During the twelve months ended August 31, 2012 the Company issued 3,272,000 Common Shares for services rendered valued at $171,750.

 

During the twelve months ended August 31, 2012 the Company issued 2,500,000 Common shares for acquisition of intangible assets valued at $700,000.

 

During the twelve months ended August 31, 2012 the Company issued 6,274,726 Common Shares valued at $23,868 pursuant to contractual obligations contained in certain convertible notes outstanding.

 

During the twelve months ended August 31, 2012 the Company issued 75,000 shares of its Non Voting Convertible Preferred Stock for services rendered valued at $75,000.

 

On December 26, 2011 an employee of the Company consented to the cancellation of 15,000 common shares previously issued as compensation.

 

On December 29, 2011 75,000 common shares previously issued to the company’s former Chief Financial Officer were returned for cancellation by the Company.
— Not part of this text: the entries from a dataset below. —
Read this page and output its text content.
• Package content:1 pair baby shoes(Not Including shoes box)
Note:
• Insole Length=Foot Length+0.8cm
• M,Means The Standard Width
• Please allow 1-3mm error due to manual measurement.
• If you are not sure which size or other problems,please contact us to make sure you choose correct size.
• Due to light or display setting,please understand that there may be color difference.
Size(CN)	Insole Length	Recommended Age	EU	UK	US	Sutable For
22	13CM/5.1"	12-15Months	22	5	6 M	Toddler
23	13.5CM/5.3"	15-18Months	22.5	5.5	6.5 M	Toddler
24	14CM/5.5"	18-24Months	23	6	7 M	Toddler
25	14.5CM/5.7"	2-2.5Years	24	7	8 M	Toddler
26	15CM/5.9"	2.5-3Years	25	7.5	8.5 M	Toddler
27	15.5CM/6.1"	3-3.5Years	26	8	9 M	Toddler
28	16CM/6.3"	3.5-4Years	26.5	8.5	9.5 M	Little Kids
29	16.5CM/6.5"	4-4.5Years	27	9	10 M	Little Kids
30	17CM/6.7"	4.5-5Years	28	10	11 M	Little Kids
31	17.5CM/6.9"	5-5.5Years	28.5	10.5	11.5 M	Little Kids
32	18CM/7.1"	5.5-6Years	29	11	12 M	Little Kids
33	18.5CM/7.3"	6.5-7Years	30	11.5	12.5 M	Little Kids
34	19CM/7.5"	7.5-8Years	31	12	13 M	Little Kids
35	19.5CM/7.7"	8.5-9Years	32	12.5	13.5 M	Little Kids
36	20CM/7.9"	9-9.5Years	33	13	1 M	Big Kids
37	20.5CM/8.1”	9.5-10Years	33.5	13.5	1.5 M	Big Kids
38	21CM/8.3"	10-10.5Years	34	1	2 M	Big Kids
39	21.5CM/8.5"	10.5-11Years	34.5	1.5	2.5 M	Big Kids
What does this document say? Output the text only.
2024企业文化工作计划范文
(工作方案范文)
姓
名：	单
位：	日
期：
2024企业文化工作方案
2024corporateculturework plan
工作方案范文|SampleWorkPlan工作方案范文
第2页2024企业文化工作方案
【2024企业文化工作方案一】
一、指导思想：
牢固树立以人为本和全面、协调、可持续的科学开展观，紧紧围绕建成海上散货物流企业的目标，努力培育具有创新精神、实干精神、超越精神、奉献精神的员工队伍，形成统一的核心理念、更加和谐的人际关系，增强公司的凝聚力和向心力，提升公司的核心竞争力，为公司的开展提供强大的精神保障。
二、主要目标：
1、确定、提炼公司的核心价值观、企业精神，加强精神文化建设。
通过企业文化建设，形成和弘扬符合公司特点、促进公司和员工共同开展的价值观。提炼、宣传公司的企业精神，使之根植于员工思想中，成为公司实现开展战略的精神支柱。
Of that amount 40,000 were subject to forfeiture and are cancelled pursuant to those forfeiture provisions at the company’s option and the company’s former Chief Financial Officer has consented to cancellation of the remaining 35,000 common shares.

 

During the Quarter ended May 31, 2012 a dividend of 3, 201,397 shares of Series B Preferred Stock was paid to the Company’s common shareholders of record as of February 21, 2012.

 

On April 3, 2012 the Company issued 50,000,000 shares of common stock to David R. Koos, the Company’s Chief Executive Officer, as a restricted stock award (“Bonus Shares”).David Koos may not offer to sell, sell, transfer, pledge or otherwise dispose of the Bonus Shares prior to April 2, 2017 (“Restricted Period”). In the event that, prior to the expiration of the Restricted Period, David Koos voluntarily ceases to be employed at the Company or is terminated for cause the Shares shall be forfeited.

 

On April 3, 2012 the Company issued 27,000,000 shares of common stock to seven employees as a restricted stock award (“Bonus Shares”).No employee may offer to sell, sell, transfer, pledge or otherwise dispose of the Bonus Shares prior to April 2, 2017 (“Restricted Period”).In the event that, prior to the expiration of the Restricted Period, any employee voluntarily ceases to be employed at the Company or is terminated for cause his or her Shares shall be forfeited.

 

On April 3, 2012 the Company issued 15,000,000 shares of common stock to a consultant as a restricted stock award (“Bonus Shares”).The recipient may not offer to sell, sell, transfer, pledge or otherwise dispose of the Shares prior to April 2, 2017 (“Restricted Period”). In the event that, prior to the expiration of the Restricted Period, the recipient declines to provide if requested to provide, or is unable to provide if requested to provide, consulting services to the Company of a nature that have been customarily provided by the recipient to the Company the Shares shall be forfeited.

 

On August 2, 2012 an employee of the Company consented to the cancelation of 15,000,000 common shares issued to her as a Restricted Stock Award.